‘I actually used to like PE, but not now’: understanding care-experienced young people’s (dis)engagement with physical education

Young people’s experiences of, and (dis)engagement with, physical education has received considerable attention in recent years. Yet one ‘group’, care-experienced young people, remain ‘hidden’ within the prevailing literature. In light of their apparent invisibility within research, this novel, exploratory study seeks to gain some understanding of the factors associated with (dis)engagement from/with physical education among this youth population. In contrast to the few studies that explore the broader physical culture experiences of care-experienced youth that prioritise the voices of adults, this paper combines data from two studies to give voice to the experiences of four care-experienced young men in England, alongside those of key adults, namely residential staff, foster carers and physical education teachers. Data were derived from participatory research methods with the young people and semi-structured interviews with the adults who work with/for them. Drawing upon Bourdieu, principally his notions of field, habitus and capital, the findings suggest that these care-experienced young people are at a pedagogic disadvantage, since they are not as well positioned to access opportunities for learning and participation or develop, maintain and extend those skills and dispositions that are recognised as valued capital in physical education.
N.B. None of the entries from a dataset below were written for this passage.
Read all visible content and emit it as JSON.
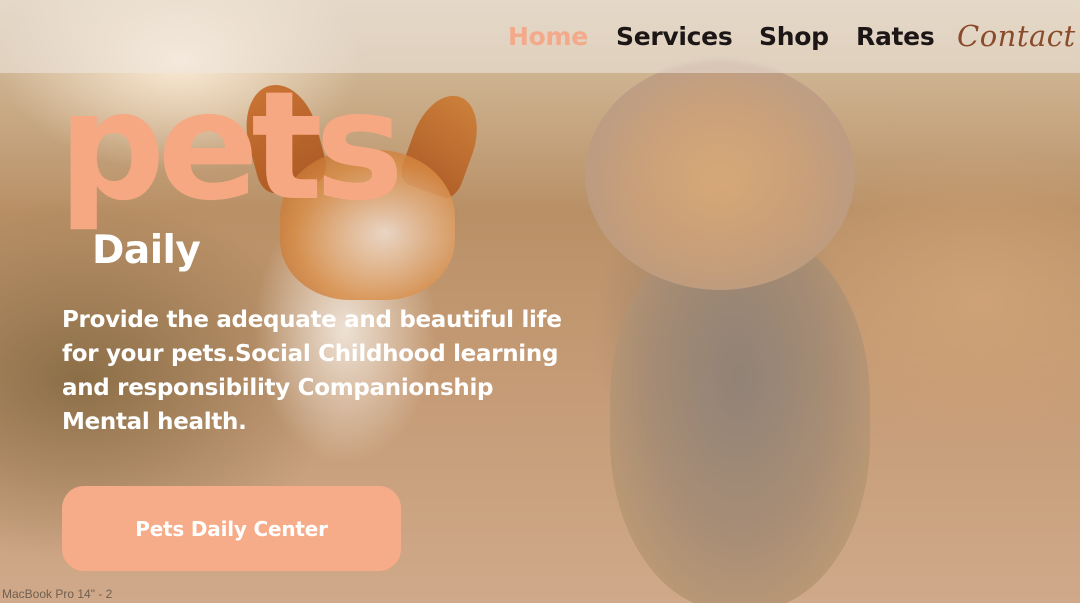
{
  "nav": {
    "items": [
      {
        "label": "Home",
        "active": true
      },
      {
        "label": "Services",
        "active": false
      },
      {
        "label": "Shop",
        "active": false
      },
      {
        "label": "Rates",
        "active": false
      },
      {
        "label": "Contact",
        "active": false
      }
    ]
  },
  "hero": {
    "logo_main": "pets",
    "logo_sub": "Daily",
    "tagline": "Provide the adequate and beautiful life for your pets.Social Childhood learning and responsibility Companionship Mental health.",
    "cta_label": "Pets Daily Center"
  },
  "frame": {
    "label": "MacBook Pro 14\" - 2"
  },
  "colors": {
    "accent": "#f6a882",
    "nav_active": "#f3a98a",
    "nav_text": "#1c1616",
    "contact": "#8a4b2b",
    "button": "#f6ab89"
  }
}
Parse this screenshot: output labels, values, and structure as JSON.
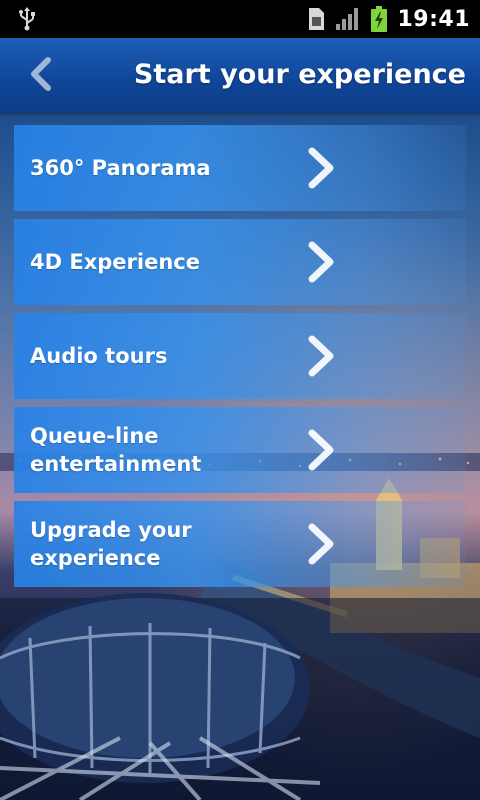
{
  "status_bar": {
    "time": "19:41",
    "icons": [
      "usb-icon",
      "sim-card-icon",
      "signal-icon",
      "battery-charging-icon"
    ]
  },
  "header": {
    "title": "Start your experience",
    "back_icon": "back-chevron-icon"
  },
  "menu": {
    "items": [
      {
        "label": "360° Panorama"
      },
      {
        "label": "4D Experience"
      },
      {
        "label": "Audio tours"
      },
      {
        "label": "Queue-line entertainment"
      },
      {
        "label": "Upgrade your experience"
      }
    ]
  },
  "colors": {
    "header": "#10479a",
    "menu_item": "#2882e6",
    "text": "#ffffff"
  }
}
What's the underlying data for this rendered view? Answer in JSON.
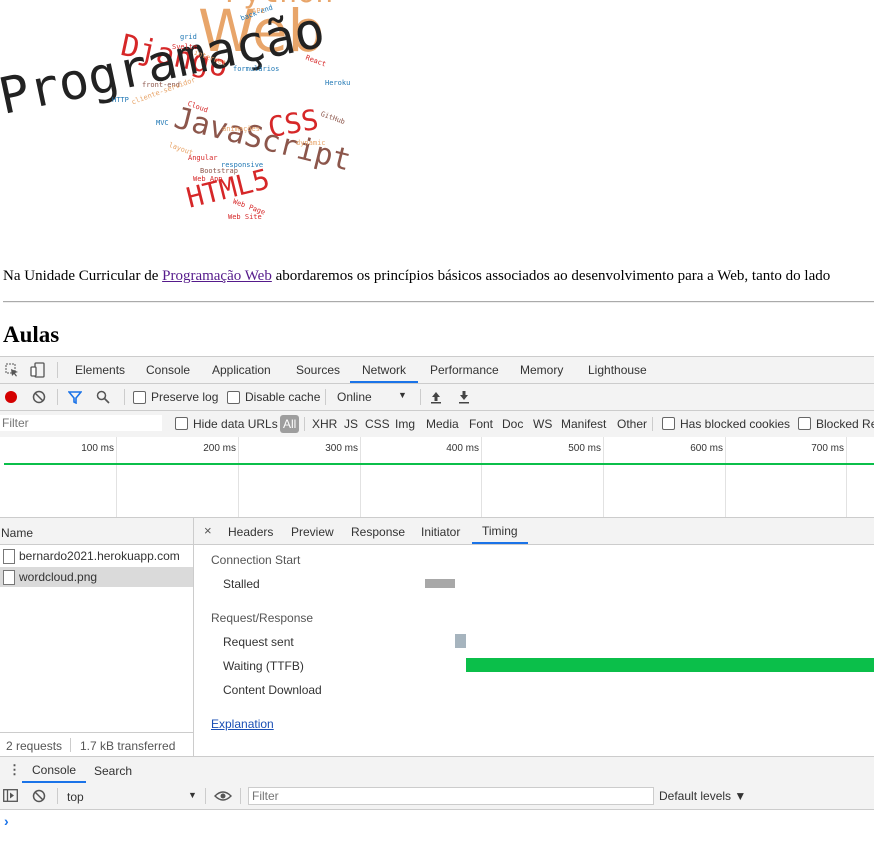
{
  "page": {
    "wordcloud": {
      "words": [
        {
          "text": "Python",
          "color": "#e8a56a"
        },
        {
          "text": "Web",
          "color": "#e8a56a"
        },
        {
          "text": "Django",
          "color": "#d62728"
        },
        {
          "text": "Programação",
          "color": "#222222"
        },
        {
          "text": "CSS",
          "color": "#d62728"
        },
        {
          "text": "JavaScript",
          "color": "#8c564b"
        },
        {
          "text": "HTML5",
          "color": "#d62728"
        },
        {
          "text": "back-end",
          "color": "#1f77b4"
        },
        {
          "text": "API",
          "color": "#e8a56a"
        },
        {
          "text": "grid",
          "color": "#1f77b4"
        },
        {
          "text": "Svelte",
          "color": "#d62728"
        },
        {
          "text": "internet",
          "color": "#e8a56a"
        },
        {
          "text": "formulários",
          "color": "#1f77b4"
        },
        {
          "text": "React",
          "color": "#d62728"
        },
        {
          "text": "Heroku",
          "color": "#1f77b4"
        },
        {
          "text": "front-end",
          "color": "#8c564b"
        },
        {
          "text": "cliente-servidor",
          "color": "#e8a56a"
        },
        {
          "text": "HTTP",
          "color": "#1f77b4"
        },
        {
          "text": "Cloud",
          "color": "#d62728"
        },
        {
          "text": "GitHub",
          "color": "#8c564b"
        },
        {
          "text": "MVC",
          "color": "#1f77b4"
        },
        {
          "text": "animações",
          "color": "#e8a56a"
        },
        {
          "text": "dynamic",
          "color": "#e8a56a"
        },
        {
          "text": "layout",
          "color": "#e8a56a"
        },
        {
          "text": "Angular",
          "color": "#d62728"
        },
        {
          "text": "responsive",
          "color": "#1f77b4"
        },
        {
          "text": "Bootstrap",
          "color": "#8c564b"
        },
        {
          "text": "Web App",
          "color": "#d62728"
        },
        {
          "text": "Web Page",
          "color": "#d62728"
        },
        {
          "text": "Web Site",
          "color": "#d62728"
        }
      ]
    },
    "intro": {
      "before": "Na Unidade Curricular de ",
      "link": "Programação Web",
      "after": " abordaremos os princípios básicos associados ao desenvolvimento para a Web, tanto do lado"
    },
    "heading": "Aulas"
  },
  "devtools": {
    "main_tabs": [
      "Elements",
      "Console",
      "Application",
      "Sources",
      "Network",
      "Performance",
      "Memory",
      "Lighthouse"
    ],
    "active_tab": "Network",
    "toolbar": {
      "preserve_log": "Preserve log",
      "disable_cache": "Disable cache",
      "throttling": "Online"
    },
    "filterbar": {
      "filter_placeholder": "Filter",
      "hide_data_urls": "Hide data URLs",
      "all": "All",
      "types": [
        "XHR",
        "JS",
        "CSS",
        "Img",
        "Media",
        "Font",
        "Doc",
        "WS",
        "Manifest",
        "Other"
      ],
      "has_blocked_cookies": "Has blocked cookies",
      "blocked_requests": "Blocked Re"
    },
    "overview": {
      "ticks": [
        "100 ms",
        "200 ms",
        "300 ms",
        "400 ms",
        "500 ms",
        "600 ms",
        "700 ms"
      ],
      "line_color": "#0bbf4a"
    },
    "requests": {
      "column_name": "Name",
      "items": [
        "bernardo2021.herokuapp.com",
        "wordcloud.png"
      ],
      "summary": [
        "2 requests",
        "1.7 kB transferred"
      ]
    },
    "detail": {
      "tabs": [
        "Headers",
        "Preview",
        "Response",
        "Initiator",
        "Timing"
      ],
      "active_tab": "Timing",
      "sections": [
        {
          "title": "Connection Start",
          "rows": [
            "Stalled"
          ]
        },
        {
          "title": "Request/Response",
          "rows": [
            "Request sent",
            "Waiting (TTFB)",
            "Content Download"
          ]
        }
      ],
      "explanation": "Explanation"
    },
    "drawer": {
      "tabs": [
        "Console",
        "Search"
      ],
      "context": "top",
      "filter_placeholder": "Filter",
      "levels": "Default levels ▼",
      "prompt": "›"
    },
    "colors": {
      "accent": "#1a73e8",
      "record": "#d40000",
      "ttfb": "#0bbf4a",
      "stalled": "#a8a8a8",
      "sent": "#a6b4be"
    }
  }
}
Moreover, the changing room, as a sub-field of the broader physical education space, where bodies are particularly on display, may present obstacles for care-experienced young people’s engagement due to their prior experiences of physical and/or sexual abuse. This study therefore calls for further research exploring care-experienced young people’s experiences of physical education, teachers’ understandings of care-experienced youth, and how their pedagogic practice might shape (dis)engagement with physical education.